Elle explique que le 26 juillet 2024 l’ascenseur de l’immeuble dont la maintenance est assurée par la société OTIS est tombé en panne alors qu’elle avait programmé un départ en vacances le lendemain.
Elle ajoute avoir aussitôt signalé la panne à la société OTIS en lui indiquant qu’elle devait descendre de l’immeuble le 27 juillet en raison de ses congés et avoir appris que la porte étant hors service, la pièce de remplacement commandée n’arriverait que le 29 juillet.
Elle reproche à la défenderesse de ne pas avoir fait intervenir un technicien pour ouvrir manuellement la porte de l’ascenseur afin de lui permettre de descendre de l’immeuble, et ce en dépit de ses nombreuses demandes formulées par appels téléphoniques auprès du service client de la société OTIS, alors que ce type d’intervention de type « liftier » se pratique fréquemment lorsque seule la porte de l’appareil est concernée par la panne, comme c’était le cas.
Elle affirme que ses vacances ayant été annulées, sans que ce type de panne n’entre dans les conditions de remboursement, elle a perdu la somme de 1048,74€ correspondant au prix de sa réservation qu’elle avait acquittée, l’ascenseur ayant été remis en service uniquement le 31 juillet 2024.

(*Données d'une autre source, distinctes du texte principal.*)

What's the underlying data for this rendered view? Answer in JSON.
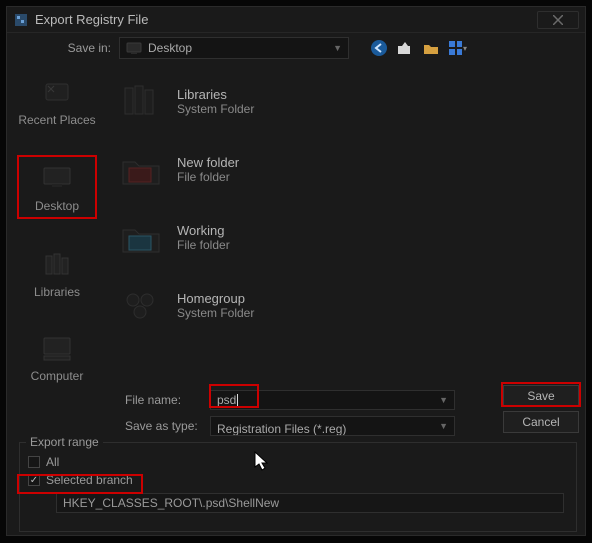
{
  "window": {
    "title": "Export Registry File"
  },
  "save_in": {
    "label": "Save in:",
    "value": "Desktop"
  },
  "sidebar": {
    "items": [
      {
        "label": "Recent Places"
      },
      {
        "label": "Desktop"
      },
      {
        "label": "Libraries"
      },
      {
        "label": "Computer"
      }
    ]
  },
  "files": [
    {
      "name": "Libraries",
      "type": "System Folder"
    },
    {
      "name": "New folder",
      "type": "File folder"
    },
    {
      "name": "Working",
      "type": "File folder"
    },
    {
      "name": "Homegroup",
      "type": "System Folder"
    }
  ],
  "filename": {
    "label": "File name:",
    "value": "psd"
  },
  "filetype": {
    "label": "Save as type:",
    "value": "Registration Files (*.reg)"
  },
  "buttons": {
    "save": "Save",
    "cancel": "Cancel"
  },
  "export_range": {
    "legend": "Export range",
    "all_label": "All",
    "all_checked": false,
    "selected_label": "Selected branch",
    "selected_checked": true,
    "branch_path": "HKEY_CLASSES_ROOT\\.psd\\ShellNew"
  }
}
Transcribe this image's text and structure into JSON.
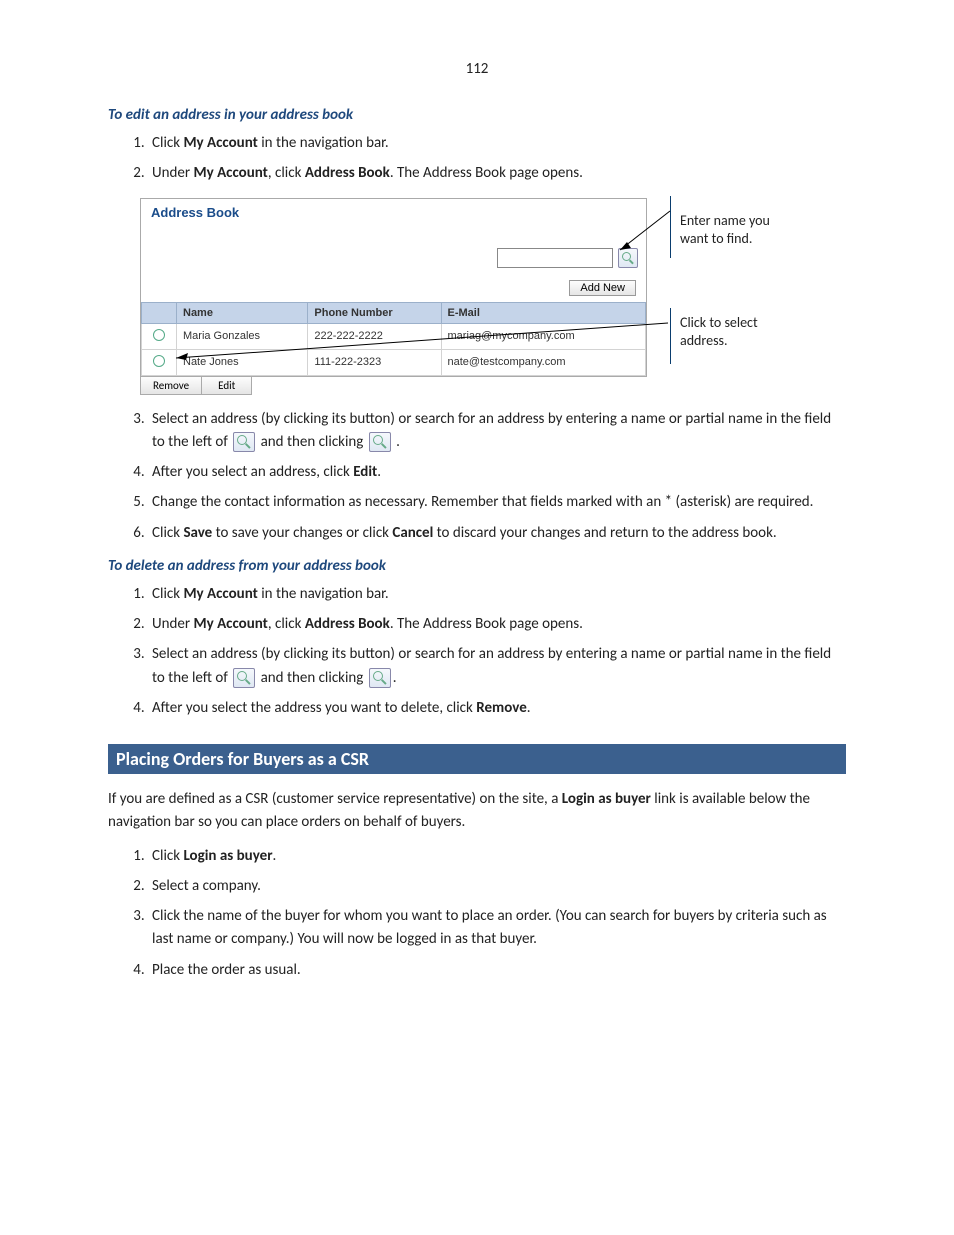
{
  "page_number": "112",
  "edit_section": {
    "heading": "To edit an address in your address book",
    "steps": {
      "s1_a": "Click ",
      "s1_b": "My Account",
      "s1_c": " in the navigation bar.",
      "s2_a": "Under ",
      "s2_b": "My Account",
      "s2_c": ", click ",
      "s2_d": "Address Book",
      "s2_e": ". The Address Book page opens.",
      "s3_a": "Select an address (by clicking its button) or search for an address by entering a name or partial name in the field to the left of ",
      "s3_b": " and then clicking ",
      "s3_c": " .",
      "s4_a": "After you select an address, click ",
      "s4_b": "Edit",
      "s4_c": ".",
      "s5": "Change the contact information as necessary. Remember that fields marked with an * (asterisk) are required.",
      "s6_a": "Click ",
      "s6_b": "Save",
      "s6_c": " to save your changes or click ",
      "s6_d": "Cancel",
      "s6_e": " to discard your changes and return to the address book."
    }
  },
  "figure": {
    "title": "Address Book",
    "add_new_label": "Add New",
    "columns": {
      "c1": "Name",
      "c2": "Phone Number",
      "c3": "E-Mail"
    },
    "rows": [
      {
        "name": "Maria Gonzales",
        "phone": "222-222-2222",
        "email": "mariag@mycompany.com"
      },
      {
        "name": "Nate Jones",
        "phone": "111-222-2323",
        "email": "nate@testcompany.com"
      }
    ],
    "remove_label": "Remove",
    "edit_label": "Edit",
    "callout1": "Enter name you want to find.",
    "callout2": "Click to select address."
  },
  "delete_section": {
    "heading": "To delete an address from your address book",
    "steps": {
      "s1_a": "Click ",
      "s1_b": "My Account",
      "s1_c": " in the navigation bar.",
      "s2_a": "Under ",
      "s2_b": "My Account",
      "s2_c": ", click ",
      "s2_d": "Address Book",
      "s2_e": ". The Address Book page opens.",
      "s3_a": "Select an address (by clicking its button) or search for an address by entering a name or partial name in the field to the left of ",
      "s3_b": " and then clicking ",
      "s3_c": ".",
      "s4_a": "After you select the address you want to delete, click ",
      "s4_b": "Remove",
      "s4_c": "."
    }
  },
  "csr_section": {
    "heading": "Placing Orders for Buyers as a CSR",
    "intro_a": "If you are defined as a CSR (customer service representative) on the site, a ",
    "intro_b": "Login as buyer",
    "intro_c": " link is available below the navigation bar so you can place orders on behalf of buyers.",
    "steps": {
      "s1_a": "Click ",
      "s1_b": "Login as buyer",
      "s1_c": ".",
      "s2": "Select a company.",
      "s3": "Click the name of the buyer for whom you want to place an order. (You can search for buyers by criteria such as last name or company.) You will now be logged in as that buyer.",
      "s4": "Place the order as usual."
    }
  }
}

Elle considère que ses demandes formulées auprès du service client n’ont pas été transmises à l’agence locale puisqu’elle n’a pas été contactée par le technicien pouvant procéder à l’opération d’urgence qu’elle sollicitait et que la société OTIS a manqué à son obligation de service.
Elle soutient enfin qu’une proposition d’indemnisation lui a été faite par la société OTIS, le remboursement de la somme de 1048,74€ correspondant au prix de ses vacances qu’elle a refusé, par principe.

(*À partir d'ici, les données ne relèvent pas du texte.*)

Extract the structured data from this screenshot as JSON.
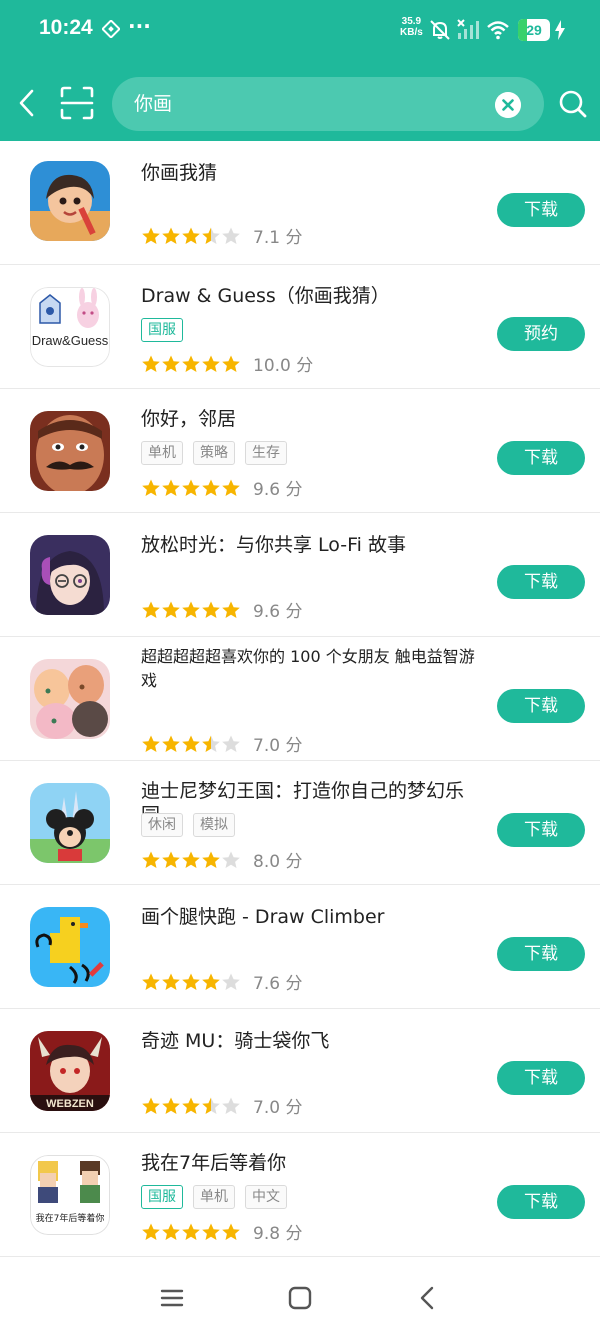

En réplique dans ses conclusions soutenues à cette audience par son conseil, la société OTIS conclut au débouté de l’ensemble des demandes formulées par Madame [B] [R].
Elle explique qu’aucune faute à sa charge n’est démontrée, qu’elle a procédé au plus vite pour réparer l’ascenseur, lequel nécessitait la commande d’une pièce pour être remis en état de fonctionnement et qu’il y avait un délai de 5 jour qu’elle n’a pas pu réduire.
Elle estime par ailleurs ne pas avoir à sa charge d’obligation de service prévoyant une intervention d’urgence en cas de dégradation de l’ascenseur ni d’obligation de résultat mettant à sa charge sa remise en état dans un délai spécifique.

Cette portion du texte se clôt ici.